La portée de l’arrêt est double. Elle confirme d’abord la distinction fondamentale entre licenciement disciplinaire et licenciement pour insuffisance professionnelle dans le champ des offices publics. En dépit d’un texte spécifique instaurant des garanties procédurales renforcées, la cour refuse leur extension au-delà du domaine disciplinaire. Cette solution assure une cohérence avec le droit commun et évite un formalisme excessif. Ensuite, l’arrêt illustre le contrôle substantiel exercé par le juge sur le motif de licenciement.

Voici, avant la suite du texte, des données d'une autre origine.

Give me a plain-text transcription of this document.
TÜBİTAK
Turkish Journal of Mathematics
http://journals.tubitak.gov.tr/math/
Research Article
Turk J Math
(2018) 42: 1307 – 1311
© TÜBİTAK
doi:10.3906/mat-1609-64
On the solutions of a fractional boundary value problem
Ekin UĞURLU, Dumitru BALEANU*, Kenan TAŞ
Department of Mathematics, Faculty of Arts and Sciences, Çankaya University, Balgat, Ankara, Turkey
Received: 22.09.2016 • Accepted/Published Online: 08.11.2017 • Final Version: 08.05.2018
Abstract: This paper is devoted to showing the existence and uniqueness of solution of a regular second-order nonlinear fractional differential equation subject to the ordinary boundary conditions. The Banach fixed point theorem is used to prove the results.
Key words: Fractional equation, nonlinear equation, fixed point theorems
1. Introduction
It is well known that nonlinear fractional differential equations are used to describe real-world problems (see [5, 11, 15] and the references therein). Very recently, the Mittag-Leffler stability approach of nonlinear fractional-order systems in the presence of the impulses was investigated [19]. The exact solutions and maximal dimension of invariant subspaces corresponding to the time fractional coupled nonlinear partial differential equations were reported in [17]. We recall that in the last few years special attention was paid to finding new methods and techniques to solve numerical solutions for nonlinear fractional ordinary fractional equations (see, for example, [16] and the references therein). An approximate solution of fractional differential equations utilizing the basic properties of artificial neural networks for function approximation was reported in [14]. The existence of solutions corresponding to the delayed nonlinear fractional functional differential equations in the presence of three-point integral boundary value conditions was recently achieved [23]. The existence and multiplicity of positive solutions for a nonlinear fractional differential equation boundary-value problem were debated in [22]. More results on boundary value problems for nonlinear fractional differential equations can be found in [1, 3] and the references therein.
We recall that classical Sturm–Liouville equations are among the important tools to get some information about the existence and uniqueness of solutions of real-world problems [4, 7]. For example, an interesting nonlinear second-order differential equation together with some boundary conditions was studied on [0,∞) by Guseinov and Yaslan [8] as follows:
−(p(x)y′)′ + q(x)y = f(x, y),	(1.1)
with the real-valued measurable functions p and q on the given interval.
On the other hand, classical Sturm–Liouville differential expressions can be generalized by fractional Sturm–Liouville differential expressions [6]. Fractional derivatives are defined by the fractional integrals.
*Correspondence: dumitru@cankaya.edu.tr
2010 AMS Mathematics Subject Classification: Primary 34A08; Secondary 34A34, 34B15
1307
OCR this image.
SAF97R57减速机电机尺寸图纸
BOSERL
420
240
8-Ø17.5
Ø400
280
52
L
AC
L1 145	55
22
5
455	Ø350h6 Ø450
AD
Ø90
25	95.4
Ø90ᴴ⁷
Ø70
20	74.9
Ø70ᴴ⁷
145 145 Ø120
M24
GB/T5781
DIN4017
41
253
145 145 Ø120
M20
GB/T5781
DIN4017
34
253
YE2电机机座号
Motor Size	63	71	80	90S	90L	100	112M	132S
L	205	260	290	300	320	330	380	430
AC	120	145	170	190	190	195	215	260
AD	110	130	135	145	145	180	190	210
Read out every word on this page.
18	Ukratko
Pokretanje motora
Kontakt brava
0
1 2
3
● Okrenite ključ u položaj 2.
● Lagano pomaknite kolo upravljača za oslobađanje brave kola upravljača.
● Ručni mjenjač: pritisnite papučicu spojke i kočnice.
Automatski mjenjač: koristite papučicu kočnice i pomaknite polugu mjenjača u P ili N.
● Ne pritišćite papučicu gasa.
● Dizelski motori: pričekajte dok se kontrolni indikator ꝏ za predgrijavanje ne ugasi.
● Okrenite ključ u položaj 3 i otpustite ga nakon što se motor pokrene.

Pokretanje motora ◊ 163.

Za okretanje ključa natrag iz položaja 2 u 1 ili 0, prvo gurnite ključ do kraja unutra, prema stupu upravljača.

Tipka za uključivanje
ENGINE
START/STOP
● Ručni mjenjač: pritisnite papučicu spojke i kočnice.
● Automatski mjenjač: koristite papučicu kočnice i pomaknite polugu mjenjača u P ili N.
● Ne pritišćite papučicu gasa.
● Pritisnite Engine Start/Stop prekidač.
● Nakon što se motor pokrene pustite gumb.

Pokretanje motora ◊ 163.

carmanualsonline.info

La validation du licenciement repose sur un faisceau d’éléments précis et datés, démontrant que l’incompétence n’était pas temporaire ou contestable. La cour écarte habilement l’argument de la prescription des griefs, en rappelant que l’article L. 1332-4 du code du travail, qui prévoit un délai de deux mois pour prononcer une sanction disciplinaire, est “inopérant s’agissant d’une insuffisance professionnelle”. Cette analyse limite les risques de contentieux fondés sur des vices purement formels et centre le débat sur le fond du dossier. Elle peut toutefois être critiquée pour sa rigueur envers la salariée, dont l’ancienneté était faible et qui avait passé avec succès sa période d’essai. L’arrêt valide une gestion du risque d’incompétence qui repose entièrement sur la capacité de l’employeur à documenter des manquements objectifs. Il rappelle ainsi que la période d’essai, si elle est un outil de sélection, ne garantit pas une immunité contre un licenciement ultérieur pour inaptitude.